Quando se analisa o primeiro bimestre de 2022, esses números se mantêm. “Entre janeiro e fevereiro deste ano, o mercado emitiu R$ 20,8 bilhões em financiamento. O crescimento (aparentemente pequeno) foi de 0,3%. Porém, estamos comparando esses números com os de um período de recordes e totalmente ‘fora da curva’, que foi o ano passado”, explica a superintendente comercial da CrediPronto.

 

Impactos da taxa Selic

Segundo Érika, a Selic impacta diretamente todos os segmentos, inclusive o de crédito imobiliário. A taxa vem se mantendo em alta – o que, segundo a superintendente comercial, é uma estratégia utilizada pelo Banco Central para segurar a inflação. “Nós tivemos uma Selic a 2%, que foi a menor da história do país. Ela foi crescendo e hoje está em 11,75%, mas a expectativa do mercado é de que encerre o ano em 13% e volte a cair a partir de março do ano que vem, quando deve haver um equilíbrio da inflação”, afirma.

 

 

Érika aponta ainda que a taxa de juros dos bancos, atualmente, está menor do que a Selic. Essa é uma ótima referência, para o investidor analisar o que vale a pena, em determinado contexto. “A taxa abaixo da Selic é benéfica para o cliente que deseja financiar. Além de se manter capitalizado, ele vai ter o ganho patrimonial do imóvel. Ou seja, tem benefício de ambas as partes”, ressalta. “Especialmente no segmento de alto padrão, em que existe a possibilidade de comprar um imóvel à vista, é interessante fazer essa comparação. O que se ganha, deixando o dinheiro aplicado e financiando o imóvel? As principais vantagens são a maximização da rentabilidade e a manutenção da liquidez.”

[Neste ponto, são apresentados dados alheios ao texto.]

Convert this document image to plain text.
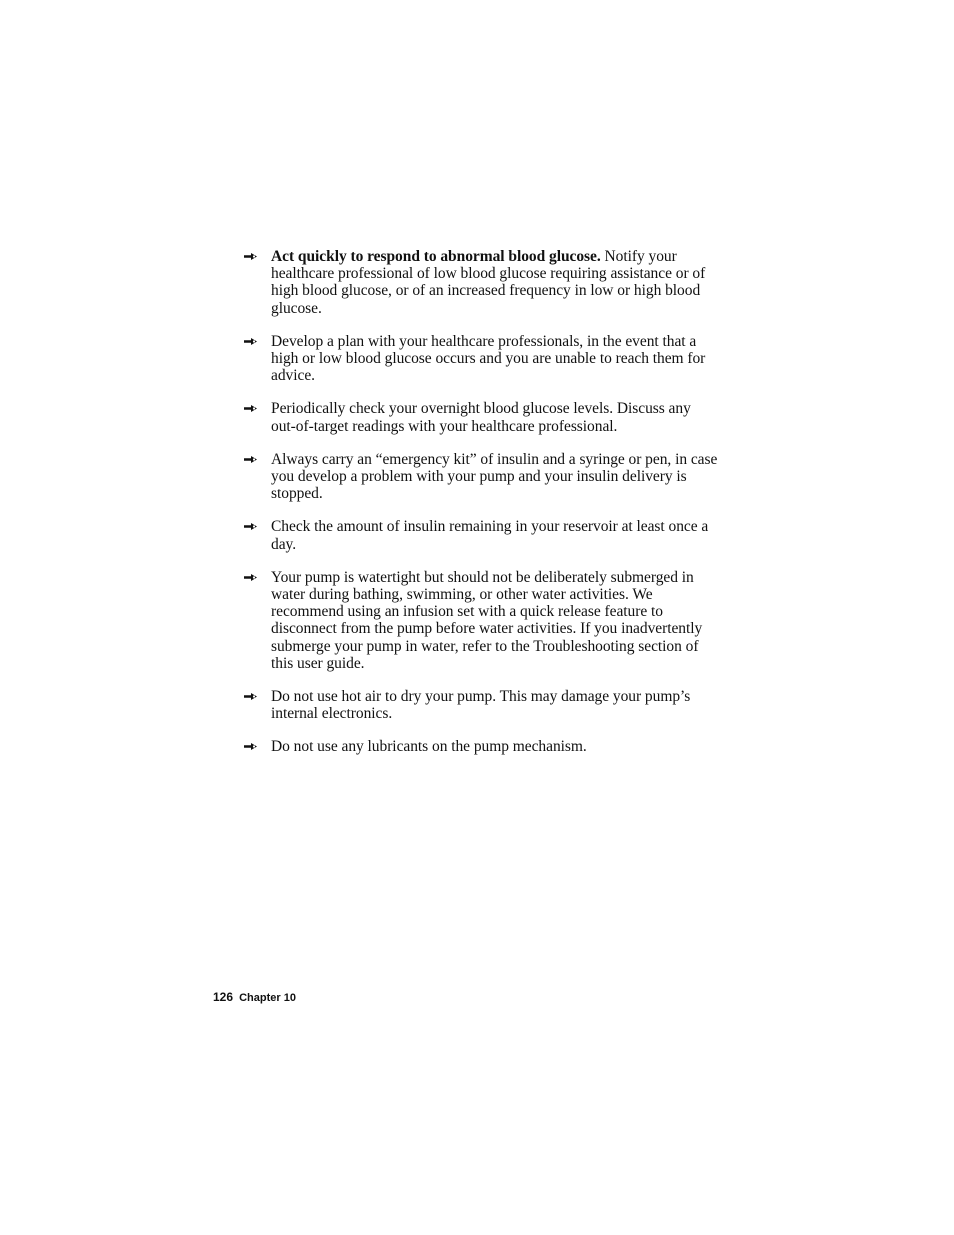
Act quickly to respond to abnormal blood glucose. Notify your healthcare professional of low blood glucose requiring assistance or of high blood glucose, or of an increased frequency in low or high blood glucose.
Develop a plan with your healthcare professionals, in the event that a high or low blood glucose occurs and you are unable to reach them for advice.
Periodically check your overnight blood glucose levels. Discuss any out-of-target readings with your healthcare professional.
Always carry an “emergency kit” of insulin and a syringe or pen, in case you develop a problem with your pump and your insulin delivery is stopped.
Check the amount of insulin remaining in your reservoir at least once a day.
Your pump is watertight but should not be deliberately submerged in water during bathing, swimming, or other water activities. We recommend using an infusion set with a quick release feature to disconnect from the pump before water activities. If you inadvertently submerge your pump in water, refer to the Troubleshooting section of this user guide.
Do not use hot air to dry your pump. This may damage your pump’s internal electronics.
Do not use any lubricants on the pump mechanism.
126 Chapter 10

Mas como os bancos conseguem manter essa taxa de juros abaixo da Selic? “Eles utilizam saldo da poupança, que é uma fonte de fundos com custo muito competitivo”, responde Érika. Para a especialista, a previsão é que as taxas se mantenham equilibradas, a não ser que os correntistas de bancos passem a retirar seu dinheiro da poupança e as instituições sejam obrigadas a buscar novos fundings.

 

Parceria vantajosa

Se, para o cliente, é vantajoso manter seu dinheiro aplicado e financiar a aquisição, na Esquema Imóveis ele ganha também em praticidade, já que pode adquirir o financiamento dentro da própria imobiliária, que tem uma parceria de longa data com a CrediPronto. “O atendimento é personalizado, tailor-made, e todo o processo acontece dentro da própria imobiliária. Ou seja, o cliente não precisa sair para absolutamente nada, nem ir até o banco para fazer a transação com seu gerente. A parceria existe justamente para fazer com que tudo aconteça de forma mais ágil”, diz Eduardo Finoti, consultor de negócios imobiliários da CrediPronto.

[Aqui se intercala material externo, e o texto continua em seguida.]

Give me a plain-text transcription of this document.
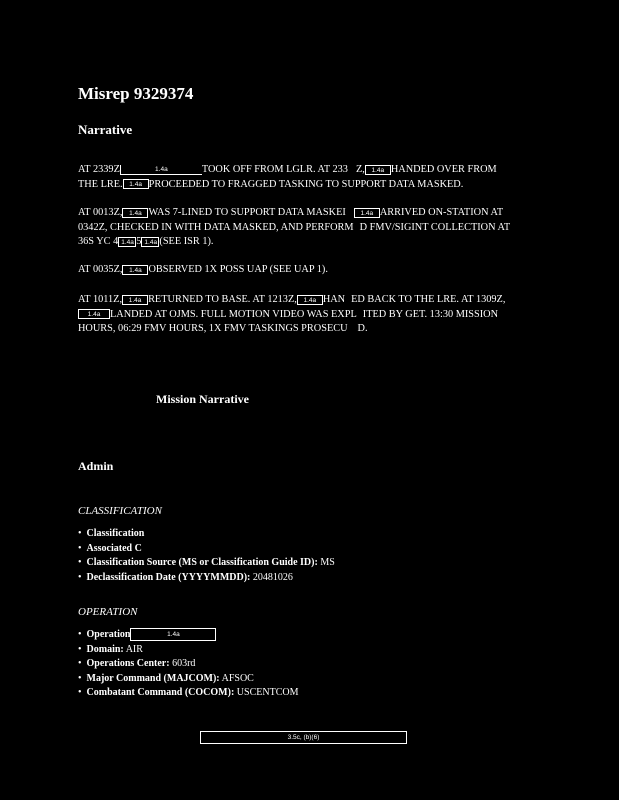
Misrep 9329374
Narrative
AT 2339Z	1.4a	TOOK OFF FROM LGLR. AT 233 Z, 1.4a HANDED OVER FROM
THE LRE. 1.4a PROCEEDED TO FRAGGED TASKING TO SUPPORT DATA MASKED.
AT 0013Z, 1.4a WAS 7-LINED TO SUPPORT DATA MASKEI 1.4a ARRIVED ON-STATION AT
0342Z, CHECKED IN WITH DATA MASKED, AND PERFORM D FMV/SIGINT COLLECTION AT
36S YC 4 1.4a 5 1.4a (SEE ISR 1).
AT 0035Z, 1.4a OBSERVED 1X POSS UAP (SEE UAP 1).
AT 1011Z, 1.4a RETURNED TO BASE. AT 1213Z, 1.4a HAN ED BACK TO THE LRE. AT 1309Z,
1.4a LANDED AT OJMS. FULL MOTION VIDEO WAS EXPL ITED BY GET. 13:30 MISSION
HOURS, 06:29 FMV HOURS, 1X FMV TASKINGS PROSECU D.
Mission Narrative
Admin
CLASSIFICATION
• Classification
• Associated C
• Classification Source (MS or Classification Guide ID): MS
• Declassification Date (YYYYMMDD): 20481026
OPERATION
• Operation	1.4a
• Domain: AIR
• Operations Center: 603rd
• Major Command (MAJCOM): AFSOC
• Combatant Command (COCOM): USCENTCOM
3.5c, (b)(6)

Essa solução totalmente fidelizada, em que o cliente se sente seguro para adquirir o produto e conta com atendimento especializado, tem como resultados a fidelização e a satisfação, do início ao fim da negociação imobiliária. “A troca de informações também nos permite sinalizar o potencial de crédito de um cliente, que muitas vezes pode ser maior do que o proposto, dando margem para que os corretores possam ofertar produtos diferentes. A ideia é criar o cenário ideal para o cliente”, completa Finoti.

Quanto às expectativas para o futuro, os especialistas buscam referências no volume de crédito imobiliário dos anos anteriores, fazendo algumas correlações. O ano de 2014, por exemplo, teve um VGV muito bom, com taxa Selic média de 11,75% (a mesma taxa atual), além de também ser um ano de eleições presidenciais. Tendo isso em vista, e considerando o atual momento do mercado imobiliário, a previsão é de que 2022 não alcance o ano passado, em volume de negociações, mas que ainda assim seja melhor do que 2020 (que teve a segunda melhor performance, desde 2013). Ou seja, o mercado segue apostando no otimismo. “A tendência de tratativa, negociação e financiamento continua em alta”, aponta Eduardo de Bem, gerente comercial da CrediPronto.

De acordo com ele, o mercado imobiliário se recuperou muito bem da pandemia e os imóveis se mantêm como investimentos sólidos. “Muitos sentiram a necessidade de ampliar seus imóveis ou de fazer aquisições com outros padrões, para trabalhar em home office. O dólar muito elevado também fez com que as pessoas viajassem menos e os investimentos fossem mais centralizados na aquisição de imóveis. Isso provocou uma movimentação contínua no mercado, que ainda será percebida nos próximos anos”, conclui o gerente.